Private Healthcare Organisation

Proactive Intrusion Detection System (IDS) and Security Information and Event Management (SIEM) monitoring are key features of Redscan’s ThreatDetect Network MDR service that help to identify attacks targeting on-premise, cloud and hybrid IT environments.

Having first become aware of some suspicious port-scanning activity on the client’s infrastructure, Redscan’s Cyber Security Operations Centre (CSOC) analysts were aware that an attack could be imminent.

Endpoint Detection & Response is an optional, but increasingly valuable part of the ThreatDetect service that Redscan delivers to its clients. In this case, Carbon Black’s Response solution was deployed across a series of the organisation’s endpoints deemed to be high risk, enabling Redscan’s CSOC analysts to achieve greater event visibility, enhance threat hunting and perform swifter incident response.

On this occasion, it was Cb Response that first alerted the Redscan team to the presence of malware on two of the client’s host machines. A Redscan analyst set about quickly investigating the alarm and within several minutes was able to establish that the alert was a true positive. Malware with an unknown signature had been detected and was attempting to terminate and delete the host’s Windows Defender Service, as well as connect to a series of known malicious IP addresses.

A priority two (P2) incident was promptly raised to the client by the CSOC via Redscan CyberOps, the threat notification and analytics platform included as part of ThreatDetect. By accessing CyberOps, the client was able to obtain a full overview of the incident and the remediation guidance needed to respond accordingly. On this occasion the advice was to isolate the infected hosts from the environment, perform a full malware scan and block the observed malicious IPs at the perimeter firewall.

That wasn’t to be the end of the incident however.

Increasing incident severity

Almost immediately after notifying the client of the incident, the Redscan team detected the same malware on two additional hosts, prompting the incident to be escalated to a P1 – a level of classification reserved for critical incidents which pose an extremely high degree of risk.

Redscan’s incident response playbook for malware infections was in full execution at this point. To prevent additional infections, the CSOC used Cb Response to ban the signature of the identified malware binaries and, with the client’s authorisation, used the same tool’s incident response capabilities to quickly isolate all infected hosts from the network.

Investigating the kill chain

Upon containing the malware, the Redscan team set about analysing the kill chain of the attack – how it was able to obtain a foothold on the client’s network and spread so quickly.

By recording each and every file execution and modification, registry change, network connection and binary execution across all installed hosts, Cb Response is an important tool that helps the
Redscan CSOC team perform more detailed digital forensics to inspect deeper into IT networks for signs of malicious activity.

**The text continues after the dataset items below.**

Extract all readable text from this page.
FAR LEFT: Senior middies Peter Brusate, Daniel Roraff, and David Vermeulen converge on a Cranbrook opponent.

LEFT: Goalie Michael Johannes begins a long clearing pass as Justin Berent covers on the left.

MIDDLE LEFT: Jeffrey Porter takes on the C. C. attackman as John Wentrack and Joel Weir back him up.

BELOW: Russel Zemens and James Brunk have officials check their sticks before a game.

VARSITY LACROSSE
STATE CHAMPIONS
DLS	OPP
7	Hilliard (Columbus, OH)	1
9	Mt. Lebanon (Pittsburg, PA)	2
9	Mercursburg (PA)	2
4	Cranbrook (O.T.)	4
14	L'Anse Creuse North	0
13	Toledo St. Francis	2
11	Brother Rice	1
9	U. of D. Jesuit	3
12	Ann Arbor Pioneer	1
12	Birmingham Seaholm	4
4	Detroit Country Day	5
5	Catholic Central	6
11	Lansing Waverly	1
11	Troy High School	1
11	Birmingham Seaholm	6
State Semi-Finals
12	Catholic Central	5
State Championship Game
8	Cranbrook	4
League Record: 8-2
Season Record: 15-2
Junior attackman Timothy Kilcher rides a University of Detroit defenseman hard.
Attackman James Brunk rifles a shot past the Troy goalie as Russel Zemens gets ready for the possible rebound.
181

One of the binaries that Cb Response identified was attached to the roaming Windows® profile of one particular employee, who had logged into multiple endpoints, thus spreading the infection in the process.

The malware detected, Trickbot, was a Trojan designed to harvest user credentials, exfiltrate data and add infected hosts to a botnet of devices.

While forensic investigation of network and endpoint log files revealed no evidence of data loss, the malware was observed to have conducted an internal network IP scan – designed to obtain
DNS information about the network which could be used to help attackers spoof network addresses for social engineering scams.

Owing to the advanced, persistent nature of the malware, identifying the source of the attack proved harder to ascertain. Previous variations of the Trickbot malware are known to be widely distributed by spam emails as well as infected attachments and URLs. The team had no reason to suspect that the source of this infection was anything different.

A highly persistent threat

In the week that followed detection of the original four malware infections, the Redscan’s CSOC team observed 12 additional malware binaries resident on hosts, each with a different signature and attempting to communicate with malicious IP addresses in locations including Russia, Germany, France and Canada. The new infections were linked to the roaming profiles of a number of employees, including a system administrator.

Whenever a new infected host was identified, it was quickly isolated from the network for a minimum of 12 hours and scanned to remove the infection. As an additional precaution, particularly given the evidence that a system administrator had been compromised, all of the client’s employees were encouraged to reset their Windows login credentials.

Further forensic investigation by the Redscan team revealed references, within the malware’s code, to RDP-related registry keys. Disabling remote desktop in Windows to mitigate the risk of any unauthorised connections was subsequently recommended.

Preventing future incidents

After receiving confirmation that all infected machines had been successfully cleaned, and with no new infections reported, the incident was finally closed by the Redscan team. Given the severity of the incident, a detailed report was prepared for the client. This included a full event timeline, detailing all actions taken, and a list of recommendations to help mitigate the risk of future attacks.

The advanced persistent nature of Trickbot, and other forms of malware, means that future attacks cannot be discounted. With ThreatDetect Network MDR and Endpoint EDR, the client can be sure, however, that it will be ready to respond quickly and effectively should any anomalous activity present itself.